Judicial vacancy could be filled soon
WEST CHESTER » A vacancy on the Chester County Common Pleas Court is likely to be filled within the next several weeks, giving the court an extra hand as it continues to grapple with the case backlog caused by the COVID-19 pandemic shutdown earlier this year, according to those aware of the situation.
An appointment would fill the seat left empty when Judge Anthony Sarcione announced that he would step down in December 2018. Anyone appointed would serve until December 2021, unless he or she won election to a 10-year-term in November of that year.
The appointment reportedly would come as an agreement between Gov. Tom Wolf, a Democrat, and the Republican leaders of the state Senate. Without the Senate’s positive action, any nomination by Wolf of a Democrat to a Common Pleas Court seat would fall flat.
“From the information available to me, I believe an appointment by the governor is likely by mid-September,” said a member of the Chester County Bar Association who is aware of the process. The attorney said there would also be appointments across the state involving both Democrats and Republicans — a sort of judicial quid pro quo.
It remains to be seen, as well, whether the governor decides to appoint a person of color to the county bench, which has not had such a judge since Judge Juan Sanchez left to take a seat of the U.S. District Court in Philadelphia in 2004. Sanchez now serves as the chief judge of that court, the first Latino to ever hold that position. The last Black judge to serve was Judge Curtis Joyner, who is among Sanchez’s colleagues on the federal bench, serving as a senior judge there.
According to sources, the list of attorneys who have applied to the Governor’s Judicial Advisory Commission includes two members of the Chester County District Attorney’s Office, a civil litigator with the state Attorney General’s Office, and two private practice attorneys.
They are:
• Deputy District Attorney Carlos Barraza of Kennett Square, who has served as a county prosecutor since 2002. He received his undergraduate degree in mathematics from the University of Connecticut and his law degree from the University of Wisconsin School of Law. Barraza, who has won convictions in homicide, sexual assault, and other major trials, was named the county’s “Prosecutor of the Year” in 2016.
• Deputy Attorney General Megan Kampf of Tredyffrin, who has served in that office’s civil litigation department in Norristown since 2017. She was a prosecutor with the Chester County District Attorney’s
Office for 10 years, worked in private practice, and also was legal counsel for West Chester University. She is married to former state Rep. Warren Kampf.
• Deputy District Attorney Thomas Ost-Prisco of Downingtown, who has worked in the D.A.’s Office for more than 20 years after having been a judicial clerk for the late Judge M. Joseph Melody. A specialist in arson prosecutions, Ost-Prisco is a member of the National Fire Protection Association, which develops national guidelines for fire investigators. Most recently, he won a first-degree murder conviction for a West Goshen man accused of fatally shooting his neighbor.
• Attorney Alita Rovito of West Goshen, a family law specialist with her own practice in West Chester, who previously served as a Special Judicial Master in the county after several years as a county prosecutor, when she helped to establish the D.A.’s Child Abuse Unit. She is a graduate of Penn State and the Dickinson School of Law.

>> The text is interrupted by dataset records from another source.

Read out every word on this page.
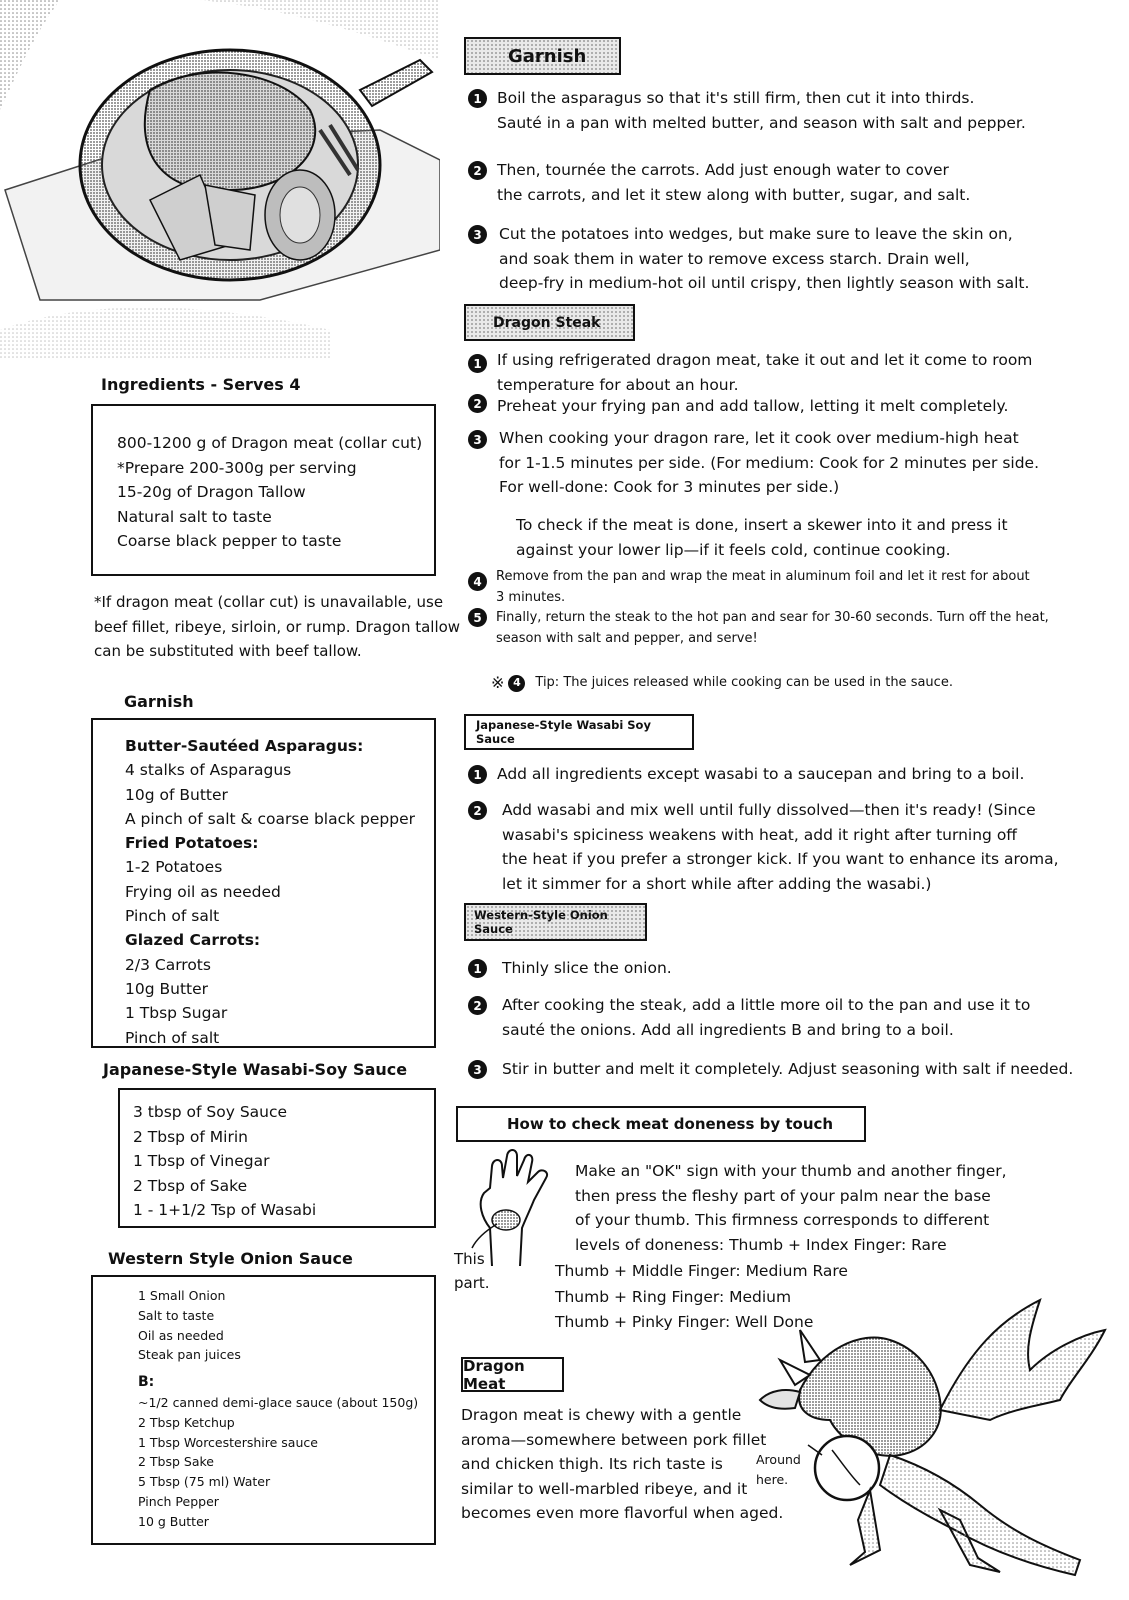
Ingredients - Serves 4
800-1200 g of Dragon meat (collar cut)
*Prepare 200-300g per serving
15-20g of Dragon Tallow
Natural salt to taste
Coarse black pepper to taste
*If dragon meat (collar cut) is unavailable, use
beef fillet, ribeye, sirloin, or rump. Dragon tallow
can be substituted with beef tallow.
Garnish
Butter-Sautéed Asparagus:
4 stalks of Asparagus
10g of Butter
A pinch of salt & coarse black pepper
Fried Potatoes:
1-2 Potatoes
Frying oil as needed
Pinch of salt
Glazed Carrots:
2/3 Carrots
10g Butter
1 Tbsp Sugar
Pinch of salt
Japanese-Style Wasabi-Soy Sauce
3 tbsp of Soy Sauce
2 Tbsp of Mirin
1 Tbsp of Vinegar
2 Tbsp of Sake
1 - 1+1/2 Tsp of Wasabi
Western Style Onion Sauce
1 Small Onion
Salt to taste
Oil as needed
Steak pan juices
B:
~1/2 canned demi-glace sauce (about 150g)
2 Tbsp Ketchup
1 Tbsp Worcestershire sauce
2 Tbsp Sake
5 Tbsp (75 ml) Water
Pinch Pepper
10 g Butter
Garnish
1 Boil the asparagus so that it's still firm, then cut it into thirds.
Sauté in a pan with melted butter, and season with salt and pepper.
2 Then, tournée the carrots. Add just enough water to cover
the carrots, and let it stew along with butter, sugar, and salt.
3	Cut the potatoes into wedges, but make sure to leave the skin on,
and soak them in water to remove excess starch. Drain well,
deep-fry in medium-hot oil until crispy, then lightly season with salt.
Dragon Steak
1 If using refrigerated dragon meat, take it out and let it come to room
temperature for about an hour.
2 Preheat your frying pan and add tallow, letting it melt completely.
3	When cooking your dragon rare, let it cook over medium-high heat
for 1-1.5 minutes per side. (For medium: Cook for 2 minutes per side.
For well-done: Cook for 3 minutes per side.)
To check if the meat is done, insert a skewer into it and press it
against your lower lip—if it feels cold, continue cooking.
4	Remove from the pan and wrap the meat in aluminum foil and let it rest for about
3 minutes.
5	Finally, return the steak to the hot pan and sear for 30-60 seconds. Turn off the heat,
season with salt and pepper, and serve!
※ 4	Tip: The juices released while cooking can be used in the sauce.
Japanese-Style Wasabi Soy Sauce
1 Add all ingredients except wasabi to a saucepan and bring to a boil.
2	Add wasabi and mix well until fully dissolved—then it's ready! (Since
wasabi's spiciness weakens with heat, add it right after turning off
the heat if you prefer a stronger kick. If you want to enhance its aroma,
let it simmer for a short while after adding the wasabi.)
Western-Style Onion Sauce
1	Thinly slice the onion.
2	After cooking the steak, add a little more oil to the pan and use it to
sauté the onions. Add all ingredients B and bring to a boil.
3	Stir in butter and melt it completely. Adjust seasoning with salt if needed.
How to check meat doneness by touch
This
part.
Make an "OK" sign with your thumb and another finger,
then press the fleshy part of your palm near the base
of your thumb. This firmness corresponds to different
levels of doneness: Thumb + Index Finger: Rare
Thumb + Middle Finger: Medium Rare
Thumb + Ring Finger: Medium
Thumb + Pinky Finger: Well Done
Dragon Meat
Dragon meat is chewy with a gentle
aroma—somewhere between pork fillet
and chicken thigh. Its rich taste is
similar to well-marbled ribeye, and it
becomes even more flavorful when aged.
Around
here.
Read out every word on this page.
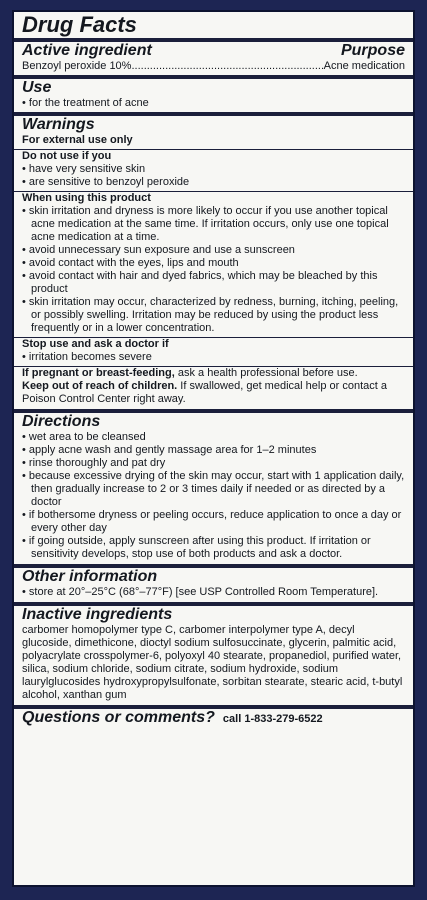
Drug Facts
Active ingredient	Purpose
Benzoyl peroxide 10%
.....	Acne medication
Use
• for the treatment of acne
Warnings
For external use only
Do not use if you
• have very sensitive skin
• are sensitive to benzoyl peroxide
When using this product
• skin irritation and dryness is more likely to occur if you use another topical acne medication at the same time. If irritation occurs, only use one topical acne medication at a time.
• avoid unnecessary sun exposure and use a sunscreen
• avoid contact with the eyes, lips and mouth
• avoid contact with hair and dyed fabrics, which may be bleached by this product
• skin irritation may occur, characterized by redness, burning, itching, peeling, or possibly swelling. Irritation may be reduced by using the product less frequently or in a lower concentration.
Stop use and ask a doctor if
• irritation becomes severe
If pregnant or breast-feeding, ask a health professional before use.
Keep out of reach of children. If swallowed, get medical help or contact a Poison Control Center right away.
Directions
• wet area to be cleansed
• apply acne wash and gently massage area for 1–2 minutes
• rinse thoroughly and pat dry
• because excessive drying of the skin may occur, start with 1 application daily, then gradually increase to 2 or 3 times daily if needed or as directed by a doctor
• if bothersome dryness or peeling occurs, reduce application to once a day or every other day
• if going outside, apply sunscreen after using this product. If irritation or sensitivity develops, stop use of both products and ask a doctor.
Other information
• store at 20°–25°C (68°–77°F) [see USP Controlled Room Temperature].
Inactive ingredients
carbomer homopolymer type C, carbomer interpolymer type A, decyl glucoside, dimethicone, dioctyl sodium sulfosuccinate, glycerin, palmitic acid, polyacrylate crosspolymer-6, polyoxyl 40 stearate, propanediol, purified water, silica, sodium chloride, sodium citrate, sodium hydroxide, sodium laurylglucosides hydroxypropylsulfonate, sorbitan stearate, stearic acid, t-butyl alcohol, xanthan gum
Questions or comments? call 1-833-279-6522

• Attorney Anthony Verwey of Downintown, who is a partner with the West Chester firm of Gawthop Greenwood. He specializes in real estate and government law, and is solicitor for the county Controller’s Office. Before coming to Gawthrop Greenwood, Verwey worked as a staff attorney with the Disciplinary Board of the Supreme Court of Pennsylvania, where he led investigations of alleged rules violations. He is married to Kathleen Verwey, judicial clerk for Common Pleas Judge Jaqueline Carroll Cody.
All five confirmed that they had made application to the judicial commission for consideration.
The vacancy came as part of 10 vacancies in Courts of Common Pleas across Pennsylvania as a result of elections and resignations. To be eligible for appointment to a vacancy on the Court of Common Pleas, applicants must be at least 21 years of age, a member of the Pennsylvania bar, must have resided within the relevant district for one year before their appointment and must continue to do so while in office.
The commission will screen all applicants to determine whether they meet the qualifications mandated by the Constitution and laws of the Commonwealth and whether they possess the necessary personal qualifications of character, integrity, experience, competence, and temperament.
Whoever is nominated by Wolf and approved by the state Senate can choose to run in the Primary Election in 2021, and, if nominated by either party, run for election that November.
In addition to Sarcione’s former seat, a second judicial position will be on the ballot in 2021, as Judge Mark Tunnell has announced he will not seek retention to a new 10-yearterm when his term expires next year.